There are no conversations about the PTSD you accrue from constantly being on alert that this might be the night they try to harm themselves again, looking at their actions, words and lead-up that gives the signs away and how to manage your nervous system with that.

There are no conversations about the guilt you feel if you were to ask yourself if this is what you really wanted in a relationship, and reflecting on how much of an asshole you must be to even think of yourself when they are the ones that are struggling.


There are no conversations about the trauma you experience when taking your kids to see their other parent in mental health facilities for long periods of time and then continuing over the years, seeing them stumbling around totally "out of it".


There are no conversations about walking on eggshells for years trying not to upset them or set them off as you know they can't help it. How you spend your whole time protecting them so that no-one else knows, and how lonely that journey actually feels.


There are no conversations about how you have to settle for how you are treated by them because they can't help it, so you just drink another drink and settle for the fact that you are a 'man' or 'woman' and you are not entitled to having relationship standards as they are not well.


There are no conversations about how to not feel resentful when you have to set an alarm at night to wake up at a time that you know you will need to go look for them, only to be met with hostility that you were ruining their fun.

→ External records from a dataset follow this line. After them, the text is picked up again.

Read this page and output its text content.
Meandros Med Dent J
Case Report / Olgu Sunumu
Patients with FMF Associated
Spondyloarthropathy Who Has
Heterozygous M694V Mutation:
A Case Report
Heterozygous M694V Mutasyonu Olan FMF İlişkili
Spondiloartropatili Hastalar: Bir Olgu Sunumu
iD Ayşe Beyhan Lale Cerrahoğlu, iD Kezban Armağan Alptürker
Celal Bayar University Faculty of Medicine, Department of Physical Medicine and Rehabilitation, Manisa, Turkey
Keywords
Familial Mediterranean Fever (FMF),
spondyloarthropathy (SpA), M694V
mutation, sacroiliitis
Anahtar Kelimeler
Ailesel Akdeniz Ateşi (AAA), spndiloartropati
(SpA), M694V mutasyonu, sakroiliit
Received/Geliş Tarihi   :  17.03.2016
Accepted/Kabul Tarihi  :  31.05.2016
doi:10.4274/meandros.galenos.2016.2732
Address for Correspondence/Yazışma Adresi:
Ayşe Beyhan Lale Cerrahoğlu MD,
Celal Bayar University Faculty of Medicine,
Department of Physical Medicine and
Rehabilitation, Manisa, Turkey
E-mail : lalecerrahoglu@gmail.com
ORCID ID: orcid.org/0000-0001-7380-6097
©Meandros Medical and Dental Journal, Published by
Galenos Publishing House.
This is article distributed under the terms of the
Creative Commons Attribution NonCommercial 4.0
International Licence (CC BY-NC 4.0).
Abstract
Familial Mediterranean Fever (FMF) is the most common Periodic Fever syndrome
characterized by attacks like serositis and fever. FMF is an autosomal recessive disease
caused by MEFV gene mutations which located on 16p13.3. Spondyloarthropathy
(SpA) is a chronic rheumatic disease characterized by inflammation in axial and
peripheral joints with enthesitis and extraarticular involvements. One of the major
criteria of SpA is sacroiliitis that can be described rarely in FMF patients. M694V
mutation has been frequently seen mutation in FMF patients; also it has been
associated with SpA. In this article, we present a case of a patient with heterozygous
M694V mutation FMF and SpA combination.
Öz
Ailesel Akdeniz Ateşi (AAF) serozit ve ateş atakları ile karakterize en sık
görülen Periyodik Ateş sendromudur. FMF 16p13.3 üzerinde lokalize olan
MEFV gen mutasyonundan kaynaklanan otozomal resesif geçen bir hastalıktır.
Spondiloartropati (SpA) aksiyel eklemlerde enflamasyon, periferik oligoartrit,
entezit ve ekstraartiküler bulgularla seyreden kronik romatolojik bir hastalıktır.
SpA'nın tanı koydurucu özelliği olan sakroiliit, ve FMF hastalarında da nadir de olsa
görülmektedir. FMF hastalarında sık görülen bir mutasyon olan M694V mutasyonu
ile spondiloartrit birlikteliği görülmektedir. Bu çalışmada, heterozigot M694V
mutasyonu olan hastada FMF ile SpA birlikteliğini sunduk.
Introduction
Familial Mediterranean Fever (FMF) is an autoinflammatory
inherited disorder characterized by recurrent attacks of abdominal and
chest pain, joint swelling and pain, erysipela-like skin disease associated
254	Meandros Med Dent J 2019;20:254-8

There are no conversations about how you don't dare think about it the next day, totally paralysed with fear about what you would choose if you actually had a choice, and how you push it deep, deep down under a lot of alcohol and a lot of other unhealthy coping mechanisms to just get through, keep going, don't look back.


There are no conversations about the sabotage you do when you do have opportunities for bettering yourself, how it becomes so entrenched that your role is to go without. That is how you are conditioned to love someone.


But there probably should be conversations about what it's like to be that spouse who does what they do because they love their partner... and who also makes some pretty big sacrifices for themselves in the process.


If you can relate to any of this, whether it's something you are going through now or trauma you experienced like this in the past, please take the steps NOW for your own recovery. It is ok for you to live a happy and healthy life in your own right even though it feels wrong when your spouse is struggling.


Actually, it's not only ok, it's imperative.